We are assuming these numbers m' and n' are the same, so m'=n'. The function's rule makes m'=m^3-1 and n'=n^3-1, since m'=n', we have n^3-1=m^3-1 => m^3=n^3. We 3 possibilities: m>n, m<n or m=n. One and only one of these HAS to be true for ANY real numbers m,n. If we show two are wrong then the remaining HAS to be true. This is "obvious" but takes some work to prove if it isn't available to you.

If it were true that m>n then since m,n > 0 we have the property that m^k > n^k for any power k, but we're only considering k=3 (I'm assuming you can use this, you may need to prove it). This contradicts that m^3=n^3, so it is wrong. In a similar manner we get that m<n produces that m^3 < n^3. Therefore the only possibility is that m=n.

So I have shown that if m,n>=2 then f(m)=f(n) implies m=n. In other words, images of every value m>=2 under this function are unique to that m. If m=1 we have an issue, as f(1) isn't defined.

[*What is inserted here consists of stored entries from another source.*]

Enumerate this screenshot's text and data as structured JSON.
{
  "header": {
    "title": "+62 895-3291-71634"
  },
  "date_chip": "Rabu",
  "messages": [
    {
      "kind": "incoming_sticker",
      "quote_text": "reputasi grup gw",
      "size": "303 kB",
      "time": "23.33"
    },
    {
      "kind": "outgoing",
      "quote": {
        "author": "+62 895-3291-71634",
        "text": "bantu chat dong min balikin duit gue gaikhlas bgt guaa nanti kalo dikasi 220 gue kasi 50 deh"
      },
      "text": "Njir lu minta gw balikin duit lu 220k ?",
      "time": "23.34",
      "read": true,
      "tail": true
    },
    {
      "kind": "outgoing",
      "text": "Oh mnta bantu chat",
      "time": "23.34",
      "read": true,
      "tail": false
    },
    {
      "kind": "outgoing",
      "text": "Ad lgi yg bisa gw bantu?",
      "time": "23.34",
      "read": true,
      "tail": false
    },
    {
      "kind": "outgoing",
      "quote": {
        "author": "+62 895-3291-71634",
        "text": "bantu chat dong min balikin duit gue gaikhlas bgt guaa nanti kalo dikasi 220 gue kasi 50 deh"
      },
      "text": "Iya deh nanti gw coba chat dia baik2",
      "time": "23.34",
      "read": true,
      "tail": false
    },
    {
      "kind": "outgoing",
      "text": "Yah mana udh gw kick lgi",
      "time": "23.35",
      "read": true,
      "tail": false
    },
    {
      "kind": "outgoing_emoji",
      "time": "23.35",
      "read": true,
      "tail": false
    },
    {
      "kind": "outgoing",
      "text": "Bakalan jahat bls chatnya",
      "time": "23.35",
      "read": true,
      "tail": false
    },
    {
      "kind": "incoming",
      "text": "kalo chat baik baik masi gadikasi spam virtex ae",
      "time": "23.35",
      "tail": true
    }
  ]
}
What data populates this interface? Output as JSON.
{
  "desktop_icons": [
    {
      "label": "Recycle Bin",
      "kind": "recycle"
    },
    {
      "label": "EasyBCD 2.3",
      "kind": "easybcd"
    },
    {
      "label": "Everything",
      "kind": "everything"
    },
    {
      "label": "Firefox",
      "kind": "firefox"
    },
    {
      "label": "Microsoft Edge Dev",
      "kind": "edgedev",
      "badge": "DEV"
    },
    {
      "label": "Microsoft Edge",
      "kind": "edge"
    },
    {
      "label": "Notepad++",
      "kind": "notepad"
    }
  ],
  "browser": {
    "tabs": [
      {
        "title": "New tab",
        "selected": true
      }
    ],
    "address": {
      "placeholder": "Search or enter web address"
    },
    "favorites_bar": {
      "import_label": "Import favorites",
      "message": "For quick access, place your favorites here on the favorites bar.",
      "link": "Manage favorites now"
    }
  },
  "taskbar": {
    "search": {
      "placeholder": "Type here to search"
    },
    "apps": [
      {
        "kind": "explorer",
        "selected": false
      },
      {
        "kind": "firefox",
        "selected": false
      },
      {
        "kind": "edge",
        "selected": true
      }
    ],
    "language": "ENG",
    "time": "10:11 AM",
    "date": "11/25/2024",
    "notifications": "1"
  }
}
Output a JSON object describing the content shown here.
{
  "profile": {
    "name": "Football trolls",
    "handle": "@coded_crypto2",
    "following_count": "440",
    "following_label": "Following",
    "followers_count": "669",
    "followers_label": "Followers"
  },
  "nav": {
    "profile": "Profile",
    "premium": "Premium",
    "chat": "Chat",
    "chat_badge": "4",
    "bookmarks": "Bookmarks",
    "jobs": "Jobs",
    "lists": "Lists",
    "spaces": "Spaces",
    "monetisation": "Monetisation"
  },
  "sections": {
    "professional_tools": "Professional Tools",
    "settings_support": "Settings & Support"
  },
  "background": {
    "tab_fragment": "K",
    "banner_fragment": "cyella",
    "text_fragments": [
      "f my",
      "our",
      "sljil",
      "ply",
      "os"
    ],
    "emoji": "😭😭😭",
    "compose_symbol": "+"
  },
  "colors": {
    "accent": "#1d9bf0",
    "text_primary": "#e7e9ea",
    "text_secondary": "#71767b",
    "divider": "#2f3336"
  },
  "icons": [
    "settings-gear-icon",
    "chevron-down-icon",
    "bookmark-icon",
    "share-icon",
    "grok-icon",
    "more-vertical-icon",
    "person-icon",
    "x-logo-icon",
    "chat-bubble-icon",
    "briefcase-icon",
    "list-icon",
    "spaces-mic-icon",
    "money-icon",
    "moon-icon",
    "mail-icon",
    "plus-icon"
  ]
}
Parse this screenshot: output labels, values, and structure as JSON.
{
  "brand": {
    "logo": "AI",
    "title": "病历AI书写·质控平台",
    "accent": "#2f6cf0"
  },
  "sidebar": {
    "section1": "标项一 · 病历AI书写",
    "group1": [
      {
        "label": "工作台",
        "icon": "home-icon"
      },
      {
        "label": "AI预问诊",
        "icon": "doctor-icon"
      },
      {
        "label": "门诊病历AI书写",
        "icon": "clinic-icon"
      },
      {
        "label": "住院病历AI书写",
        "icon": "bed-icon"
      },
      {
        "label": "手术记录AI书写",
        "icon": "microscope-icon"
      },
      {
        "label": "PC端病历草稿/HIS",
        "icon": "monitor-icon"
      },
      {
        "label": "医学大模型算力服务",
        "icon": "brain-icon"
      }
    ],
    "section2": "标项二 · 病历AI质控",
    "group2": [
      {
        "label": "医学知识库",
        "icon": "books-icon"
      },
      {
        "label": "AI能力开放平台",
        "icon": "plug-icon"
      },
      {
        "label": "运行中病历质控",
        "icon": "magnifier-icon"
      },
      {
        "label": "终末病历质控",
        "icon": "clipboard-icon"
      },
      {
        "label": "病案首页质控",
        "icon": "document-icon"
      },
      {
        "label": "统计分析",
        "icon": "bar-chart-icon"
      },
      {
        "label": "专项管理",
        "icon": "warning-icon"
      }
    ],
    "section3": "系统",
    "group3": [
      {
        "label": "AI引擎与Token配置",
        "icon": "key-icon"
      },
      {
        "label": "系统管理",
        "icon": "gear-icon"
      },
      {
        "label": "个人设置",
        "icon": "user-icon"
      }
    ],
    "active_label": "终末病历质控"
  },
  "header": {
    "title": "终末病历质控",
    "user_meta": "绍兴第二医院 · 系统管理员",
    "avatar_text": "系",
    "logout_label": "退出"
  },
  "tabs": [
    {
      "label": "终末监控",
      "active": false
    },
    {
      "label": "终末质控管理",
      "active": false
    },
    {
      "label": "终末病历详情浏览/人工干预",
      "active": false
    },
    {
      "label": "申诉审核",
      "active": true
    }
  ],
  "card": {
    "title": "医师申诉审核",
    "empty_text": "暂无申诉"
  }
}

As far as surjections, they don't need any kind of uniqueness. The function sin(x) is onto when the codomain is [-1,1], but it hits every value infinitely many times. You just need to make sure every element of the codomain has something sent to it.

Maybe another analogy? This is the standard one: if you have a classroom with 30 desks and you force 100 people into the room to sit down, every seat has at least one person in it. If you can "fill the desks" the function is onto. It is 1-1 if you can seat everyone one to a desk, even if every desk isn't occupied. If you can't fill all the seats, it is not onto. If every desk is occupied, and only one in each desk, it is 1-1 and onto...